Opened 14 years ago
Last modified 9 years ago
#162 accepted enhancement
add quoting support to tagging
| Reported by: | Caleb Davis | Owned by: | |
|---|---|---|---|
| Priority: | minor | Milestone: | |
| Component: | programming | Keywords: | |
| Cc: | Parent Tickets: |
Description (last modified by )
Tagging (`#360 </issues/360>`_) needs to be iterated on. This
ticket addresses support for quoting. What are the expected
behaviors? In the following examples, user input is underlined, and
resulting tags are indented.
- In the simple case (assuming comma-delimited text), the user has
a single pair of quotes embedded within the input, such as:
meta,'yo dawg, I heard you like delimiters...',humor
u'meta'
u'yo dawg, I heard you like delimiters...'
u'humor'
- what about mixed quotes? (eg user wants *you're* in the tag)
meme,"I don't even...",humor
u'meme'
u'I don't even'
u'humor'
- then, as Will noted in IRC, some users may wish to tag using xml
or hierarchical organization schemes. At what point does supporting
quoting become complex enough to warrant using a plugin?
**tl;dr - introduce support for tag delimiter(s) within a tag. Efforts towards native gmg support go here. Add a new ticket for plugin work**
Feel fix this ticket if I'm missing the point or the point is not
clear.
Change History (9)
comment:2 by , 14 years ago
| Owner: | set to |
|---|---|
| Status: | New → Feedback |
Updated convert\_to\_tag\_list\_of\_dicts to use shlex to parse tag strings. Now a tag with quotes around it will be treated as one tag, even if it contains commas. Branch: [https://gitorious.org/\ :sub:`copiesofcopies/mediagoblin/copiesofcopies-mediagoblin/commits/feature454\_quoted\_tags](https://gitorious.org/`\ copiesofcopies/mediagoblin/copiesofcopies-mediagoblin/commits/feature454\_quoted\_tags)
comment:3 by , 14 years ago
Also: this patch supports single quotes/apostrophes in tags wrapped in double-quotes, but I'm not sure how to write the test for this.
comment:4 by , 14 years ago
| Owner: | changed from to |
|---|---|
| Status: | Feedback → In Progress |
Already looks quite good! I think ``media_tags_as_string()`` does not yet handle this properly.
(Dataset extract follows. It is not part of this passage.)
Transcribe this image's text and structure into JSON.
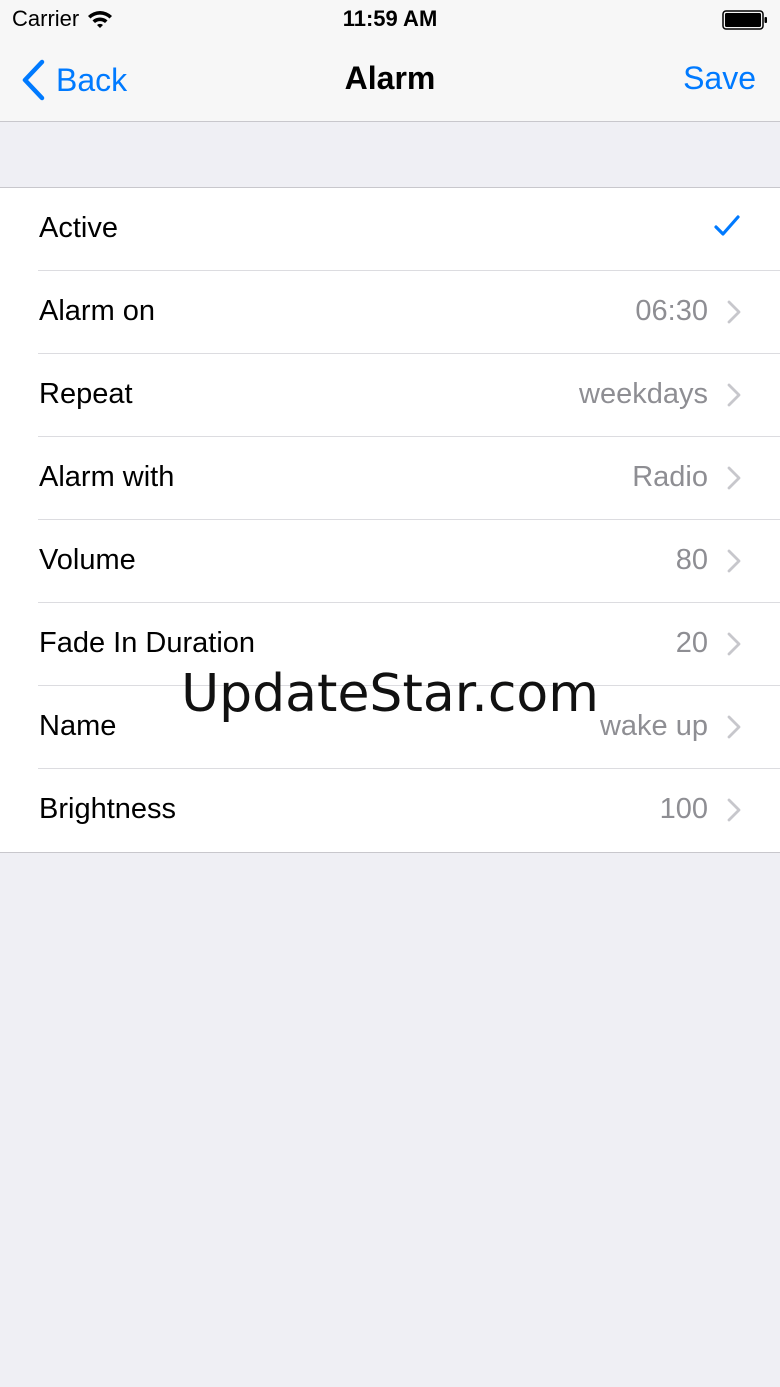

This especially affects the "edit media" page.
comment:5 by , 14 years ago
The original url for this bug was http://bugs.foocorp.net/issues/454 .
Relations:
#75: blocked
comment:6 by , 13 years ago
| Description: | modified (diff) |
|---|---|
| Owner: | removed |
This ticket hasn't been worked on for some while so I'm removing the claim!
comment:7 by , 9 years ago
| Type: | defect → enhancement |
|---|
For what it's worth, MediaGoblin does work exactly as the form suggests: "Separate tags by commas". I'm not entirely convinced that allowing quotes is a helpful thing to do for the majority of people - it may just complicate things.
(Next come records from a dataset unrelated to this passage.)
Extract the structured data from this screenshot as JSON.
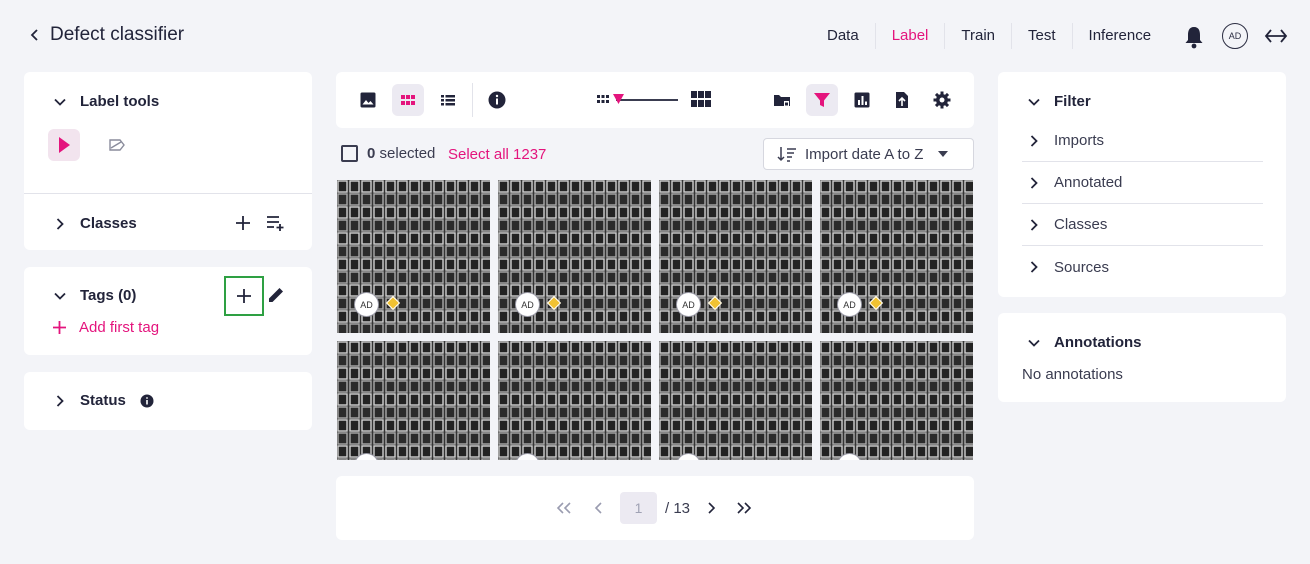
{
  "header": {
    "back_title": "Defect classifier",
    "nav_tabs": [
      {
        "label": "Data",
        "active": false
      },
      {
        "label": "Label",
        "active": true
      },
      {
        "label": "Train",
        "active": false
      },
      {
        "label": "Test",
        "active": false
      },
      {
        "label": "Inference",
        "active": false
      }
    ],
    "avatar_initials": "AD",
    "accent_color": "#e4147d"
  },
  "left": {
    "label_tools": {
      "title": "Label tools",
      "tools": [
        "pointer-icon",
        "ring-icon"
      ]
    },
    "classes": {
      "title": "Classes"
    },
    "tags": {
      "title": "Tags (0)",
      "add_first": "Add first tag"
    },
    "status": {
      "title": "Status"
    }
  },
  "center": {
    "toolbar_icons": [
      "image-view-icon",
      "grid-view-icon",
      "list-view-icon",
      "info-icon",
      "folder-lock-icon",
      "filter-icon",
      "chart-icon",
      "export-icon",
      "settings-icon"
    ],
    "selection": {
      "count": "0",
      "selected_text": "selected",
      "select_all": "Select all 1237"
    },
    "sort": {
      "label": "Import date A to Z"
    },
    "thumbnails": [
      {
        "initials": "AD"
      },
      {
        "initials": "AD"
      },
      {
        "initials": "AD"
      },
      {
        "initials": "AD"
      },
      {
        "initials": ""
      },
      {
        "initials": ""
      },
      {
        "initials": ""
      },
      {
        "initials": ""
      }
    ],
    "pagination": {
      "current": "1",
      "total": "/ 13"
    }
  },
  "right": {
    "filter": {
      "title": "Filter",
      "items": [
        "Imports",
        "Annotated",
        "Classes",
        "Sources"
      ]
    },
    "annotations": {
      "title": "Annotations",
      "empty": "No annotations"
    }
  }
}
Regardless whether we implement the feature or not, I think it would be necessary to use the csv module to deserialize/serialize. The shlex module doesn't allow us to go both ways reliably.
comment:8 by , 9 years ago
Aaron, even though my feeling is that shlex might not be the eventual solution here, I'd still be interested to see your code if you have a copy. Unfortunately the Gitorious repository referenced is no longer available.
comment:9 by , 9 years ago
I've made a quick initial attempt at adding this feature using the csv module to serialize/deserialize the tags. Unfortunately that isn't going to work because of one tiny detail: csv.writer can only output with a single character delimiter, eg. , (comma) and not , (comma + space). Without this, our serialised tags will look like yin,yang, rather than yin, yang - which I don't think we want. The csv module is also written in C, so there's no trivial fix.
This feature is actually quite complex because:
- CSV serializing/deserializing requires a real parser to handle quoting correctly (so we'll have to re-implement
csv)
- We're using the serialized version as user interace:
- Our parser must input/output Unicode text, not UTF-8 encoded bytes as
csvdoes (noting that Python 3csvrequires Unicode input) - Our parser must not require whitespace after comma, but should also collapse extra whitespace around and within tags when deserializing
- Our parser must input/output Unicode text, not UTF-8 encoded bytes as
Based on the amount of work involved in implementing this feature and my assumption that it won't be heavily used, I'd suggest we keep things simple and don't build this. I'll keep this open for a few weeks to see if anyone has other thoughts.